Jimmy Sullivan

Personal information
- Full name: James Henry Sullivan
- Date of birth: 14 November 1904
- Place of birth: Burnley, England
- Date of death: May 1974 (aged 69)
- Place of death: Nottingham, England
- Height: 5 ft 8+1⁄2 in (1.74 m)
- Position: Centre forward

Senior career*
- Years: Team / Apps / (Gls)
- 1922–1923: Burnley / 0 / (0)
- 1923–1924: Barrow / 0 / (0)
- 1924–1926: Crewe Alexandra / 36 / (22)
- 1926–1928: Notts County / 22 / (10)
- Total:  / 58 / (32)

= Jim Sullivan (English footballer) =

English footballer (1904–1974)

James Henry Sullivan (14 November 1904 – May 1974) was an English professional association footballer who played as a centre forward.

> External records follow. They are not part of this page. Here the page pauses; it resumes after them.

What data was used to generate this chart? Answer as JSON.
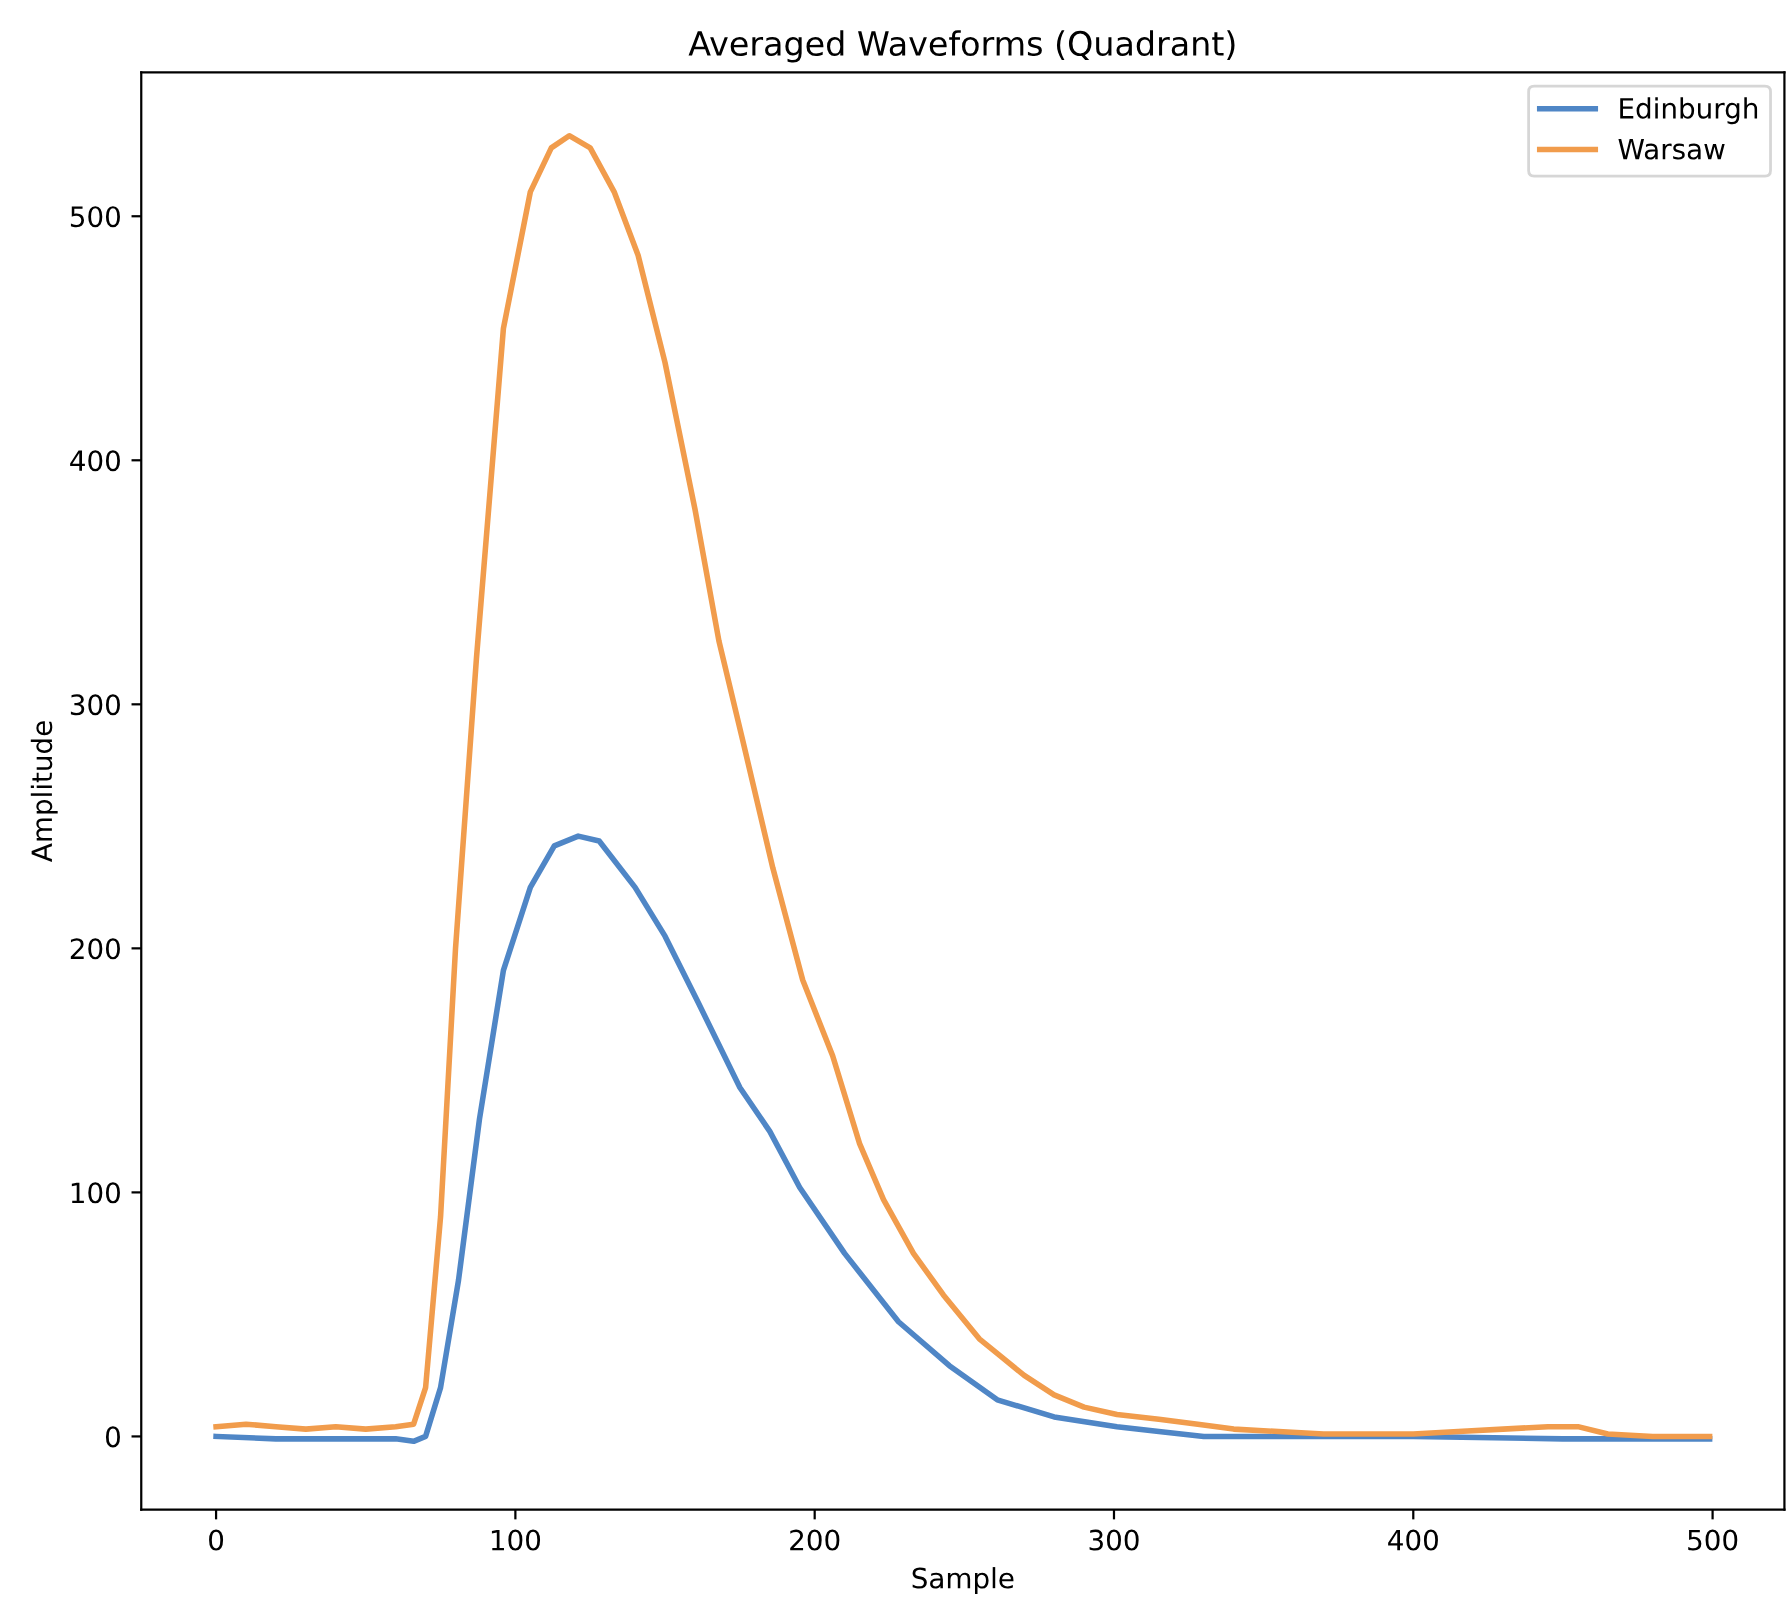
{
  "chart_data": {
    "type": "line",
    "title": "Averaged Waveforms (Quadrant)",
    "xlabel": "Sample",
    "ylabel": "Amplitude",
    "xlim": [
      -25,
      524
    ],
    "ylim": [
      -30,
      559
    ],
    "xticks": [
      0,
      100,
      200,
      300,
      400,
      500
    ],
    "yticks": [
      0,
      100,
      200,
      300,
      400,
      500
    ],
    "grid": false,
    "legend": "top right",
    "series": [
      {
        "name": "Edinburgh",
        "color": "#4f86c6",
        "x": [
          0,
          20,
          40,
          60,
          66,
          70,
          75,
          81,
          88,
          96,
          105,
          113,
          121,
          128,
          140,
          150,
          161,
          175,
          185,
          195,
          210,
          228,
          245,
          261,
          280,
          301,
          315,
          330,
          360,
          400,
          450,
          499
        ],
        "values": [
          0,
          -1,
          -1,
          -1,
          -2,
          0,
          20,
          64,
          130,
          191,
          225,
          242,
          246,
          244,
          225,
          205,
          178,
          143,
          125,
          102,
          75,
          47,
          29,
          15,
          8,
          4,
          2,
          0,
          0,
          0,
          -1,
          -1
        ]
      },
      {
        "name": "Warsaw",
        "color": "#f19c4c",
        "x": [
          0,
          10,
          20,
          30,
          40,
          50,
          60,
          66,
          70,
          75,
          80,
          87,
          96,
          105,
          112,
          118,
          125,
          133,
          141,
          150,
          160,
          168,
          176,
          186,
          196,
          206,
          215,
          223,
          233,
          243,
          255,
          262,
          270,
          280,
          290,
          301,
          315,
          328,
          340,
          355,
          370,
          385,
          400,
          415,
          430,
          445,
          455,
          465,
          480,
          499
        ],
        "values": [
          4,
          5,
          4,
          3,
          4,
          3,
          4,
          5,
          20,
          90,
          200,
          319,
          454,
          510,
          528,
          533,
          528,
          510,
          484,
          440,
          380,
          326,
          285,
          233,
          187,
          156,
          120,
          97,
          75,
          58,
          40,
          33,
          25,
          17,
          12,
          9,
          7,
          5,
          3,
          2,
          1,
          1,
          1,
          2,
          3,
          4,
          4,
          1,
          0,
          0
        ]
      }
    ]
  }
}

As an amateur centre-forward Jimmy Sullivan scored 23 goals for Barrow Reserves, which led to him entering League football with Crewe Alexandra. In his first season at Gresty Road he scored 16 times in 26 Northern Section matches and had added a further six in 10 matches in the next season before joining Notts County in October 1925.

Throughout his time at Burnley, Barrow reserves and Crewe Alexandra Jimmy was training to be a teacher. He was in the final stages of his college course when he joined Notts County and upon qualifying took up a teaching post at Southwark Street School. At the time of his signing, Notts County had lost six of their first eleven engagements, winning only three. They were also the lowest scorers in Division One. The new centre-forward made an immediate impact, scoring twice against Sheffield United on his third appearance. One week later he netted a hat-trick against West Bromwich Albion at the Hawthorns to earn the Magpies a share of the points after they had been three goals down inside a quarter of an hour. Shortly afterwards, in a bruising encounter against Everton, he injured his collar-bone and shoulder ligaments and was out of action for several weeks. The Magpies were relegated from Division One in the same season. Sullivan had scored seven goals in nine matches and one is left with a feeling that the season's outcome might well have been different had their sharp-shooting schoolteacher steered clear of injury.

In his first season with Midland League Grantham Town Jimmy scored 44 goals, and averaged exactly a goal-a-game in 97 matches spread over just three seasons.